I was rewatching The Godfather Part Two recently, when an unknown boat sailed through the frame on Lake Tahoe. As I was raised on boats in the 1990s in Southern California, to me, the vessel looked something like an Etchells or a Soling, with a sharp, elegant bow and a classic sloop rig. On the sail, there appears to be the letter “D”.
This was going to be an inquiry about what type of boat might have made a cameo in Godfather, but after a little research, I presume it’s a Dragon — a metre boat and former Olympic Class yacht that’s never been on my radar, until rewatching an old movie.
So the question has become: Does anyone have knowledge of a Dragon fleet, past or present, sailing on Tahoe?

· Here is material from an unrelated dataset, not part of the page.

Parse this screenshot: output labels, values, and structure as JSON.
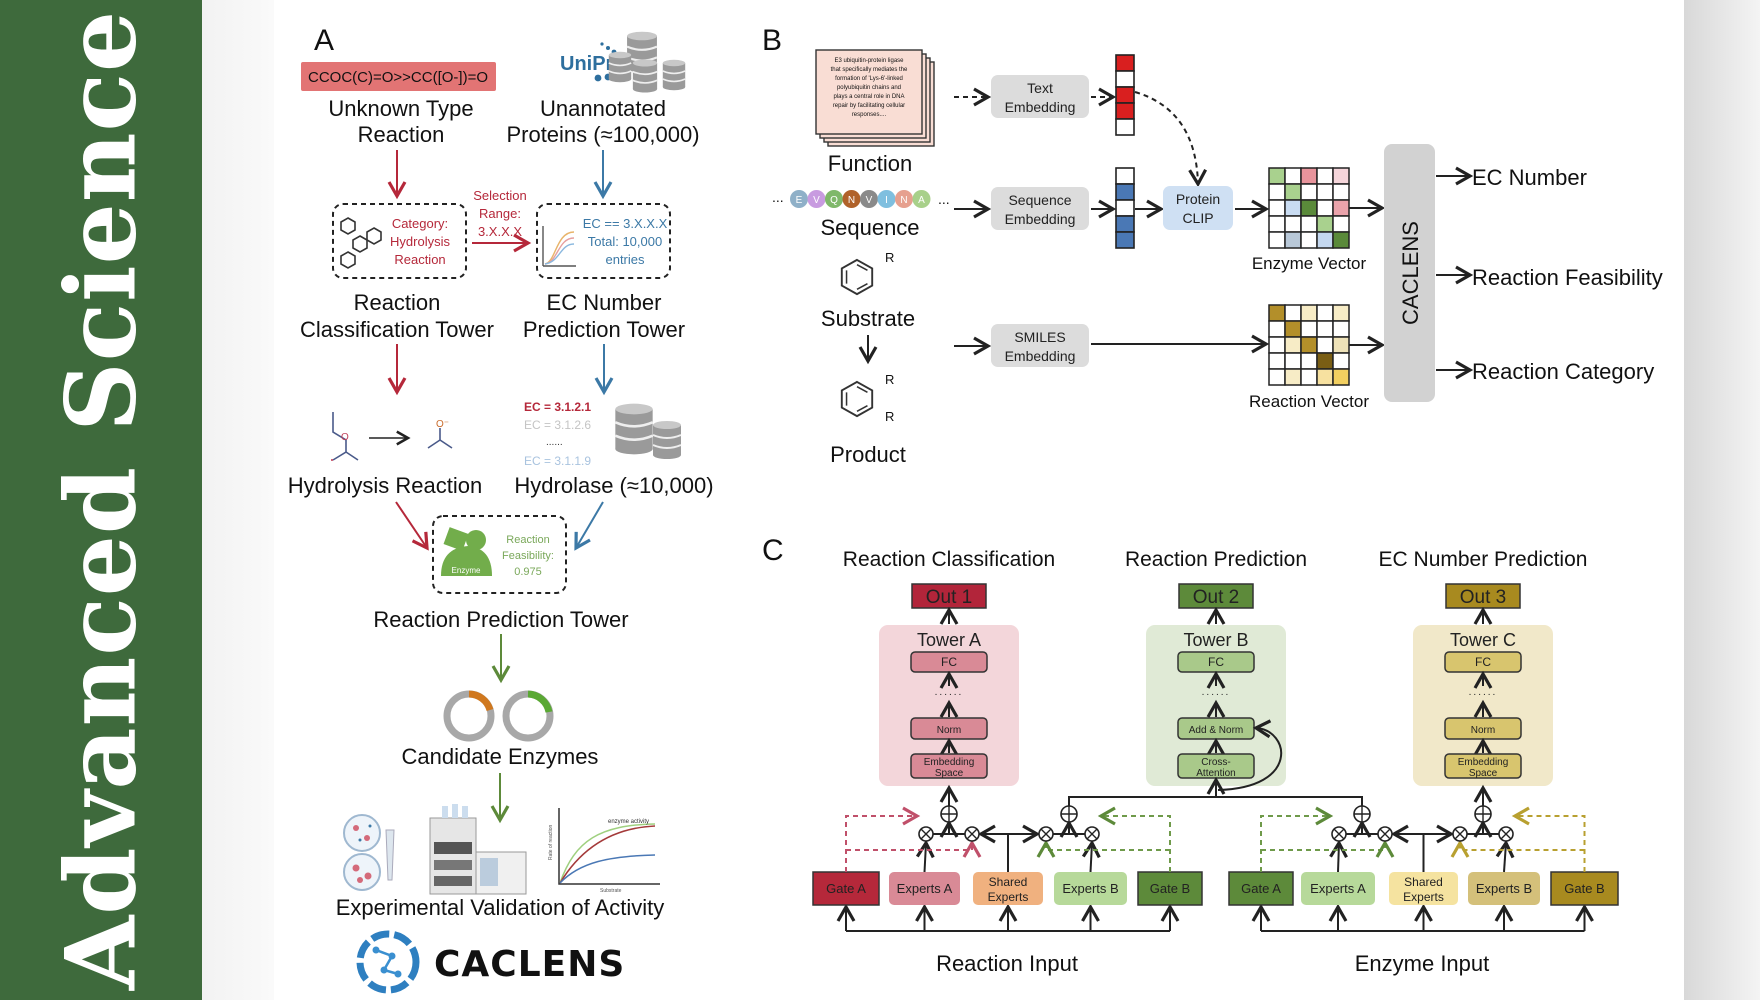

Dragons date back to 1929, and might have been seen on Lake Tahoe in the 1950s, when The Godfather 2 was set, as well as in the early 1970s, when the movie was actually shot. Director and co-writer Francis Ford Coppola was known to have a keen eye for detail.
Coppola was also executive producer of the now-iconic-among-sailors movie Wind, so we are obligated to ask the question: Is Mr. Coppola a sailor?
He seemed to have had some interest, according to Kimball Livingston, Bay Area sailing expert, and one of the writers of Wind. “I once saw an E Scow (pretty sure) on a trailer at the house. On another occasion, [Coppola] showed up at the commissioning of a 50-ish-ft sloop to see if he wanted one like it; he sat in the cockpit, while we talked about Wind.”
I don’t know why, but I’ve long romanticized about cruising on the deep-blue waters of Lake Tahoe, sailing rail-down under snow-capped mountains, anchoring at shores dense with trees and boulders, and swimming in cold, crystal-clear water.
There is such lore in everything about Tahoe. Whether it’s The Godfather or Mark Twain, or ski and snowboard magazines and videos, or whether it’s some meta-version of the Old West and California’s Gold Rush era, where native people and pioneers and immigrants created whatever Tahoe continues to evolve into, the “Ocean in the Mountains” (my nickname) holds a special place in my imagination. Even as Lake Tahoe has become a full-blown enclave and remote office of the Bay Area — crowded, expensive, choked with traffic and smoke, and under more regular threat from fire — the year-round appeal remains.
I wrote a second-hand feature about Tahoe sailing in 2018, and find almost any reason to publish words and photos — kind of like the story you’re reading now — about the second-largest alpine lake in the world. And as always, I’m trying to solicit your anecdotes.
Rest assured, there is plenty of sailing to be done on Lake Tahoe. Lessons are available, rentals are abundant, and beer cans are weekly for those looking to catch a ride, round some buoys, and get some local knowledge.
Here’s my piece of Lake Tahoe lore, which kind of sounds like a movie:
Captain Richard Barter, a tough-as-nails retired British sailor, was called a “Robinson Crusoe,” and also, “The Hermit of Emerald Bay.” (I’ll call him the lake’s original “Godfather” for a sense of continuity in this story.)
Barter used to row some 14 miles from Emerald Bay to a saloon in Tahoe City, during winter, to drink whiskey. “After a night of drinking, Capt. Barter was rowing back to Emerald Bay when a storm pitched him into the icy waters,” reported the New York Times. “Death seemed certain. He cried out, ‘Richard Barter, never surrender!’ he later recounted to a reporter visiting from San Francisco. After climbing back into the boat, he rowed furiously the rest of the way to Emerald Bay.”
The reporter was reportedly skeptical, so Barter handed him a small jewelry box. “Them’s my toes!” he said of his salt-preserved digits inside, an apparent keepsake of his brush with death. Barter kept himself busy in his extreme isolation, and built a seven-foot model of a man-o’-war steam frigate.
The Times said that Barter later built himself a crypt on Fannette Island — Tahoe’s only island — in Emerald Bay, and declared, “When he was ready to die, he’d climb inside and close the lid.” But Barter was again tossed from his rowboat in 1873. His body was never found.
And let’s not forget: Poor Frederico “Fredo” Corleone sleeps with the fishes somewhere in the deep, ice-blue abyss of Lake Tahoe.